Marc Meneau disait être venu à la cuisine par "amour" pour son épouse Françoise, fille de restaurateurs bourguignons. Il avait repris le café-épicerie de sa mère Marguerite, à Saint-Père-sous-Vézelay, qu'il transforme vite en restaurant. C'est là qu'il obtient sa première étoile au guide Michelin, en 1972. La reconnaissance lui donne la possibilité de voir plus grand : il crée dans le même village L'Espérance, qui devient vite un des hauts lieux de la gastronomie.
Serge Gainsbourg et le musicien Mstislav Rostropovitch y auront leur rond de serviette. La deuxième étoile est décrochée en 1975, puis la troisième en 1983, année où Marc Meneau est élu "Meilleur cuisinier français de l'année" par Gault et Millau. Esprit novateur, il se lance dans des repas en tubes ou miniaturisés. C'est l'un des premiers grands chefs à planter un potager bio.
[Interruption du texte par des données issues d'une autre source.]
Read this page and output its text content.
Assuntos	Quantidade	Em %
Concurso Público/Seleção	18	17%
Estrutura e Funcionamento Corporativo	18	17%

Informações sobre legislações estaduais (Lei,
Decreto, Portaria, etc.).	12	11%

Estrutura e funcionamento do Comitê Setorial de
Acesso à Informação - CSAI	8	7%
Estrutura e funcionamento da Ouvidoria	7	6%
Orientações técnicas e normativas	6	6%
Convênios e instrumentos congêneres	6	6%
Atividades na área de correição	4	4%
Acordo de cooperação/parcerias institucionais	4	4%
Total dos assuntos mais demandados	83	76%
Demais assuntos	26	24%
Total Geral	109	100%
Il perd cependant une étoile en 1999. Il la récupérera cinq ans plus tard mais, en 2007, sa société est placée en liquidation judiciaire. Il réussit une première fois à rouvrir L'Espérance mais une seconde liquidation survient en 2015. Un an plus tard, le restaurant emblématique est racheté par le groupe Hôtel & Food Disrpt Partners.
Le groupe avait promis une réouverture de L'Espérance en 2019 mais "les projets n'ont pas encore abouti", a précisé le maire de Saint-Père. "C'est dramatique", a regretté le député André Villiers. "La société repreneuse avait annoncé 15 millions d'euros d'investissements mais il ne se passe rien. L'Espérance est aujourd'hui à tous les vents".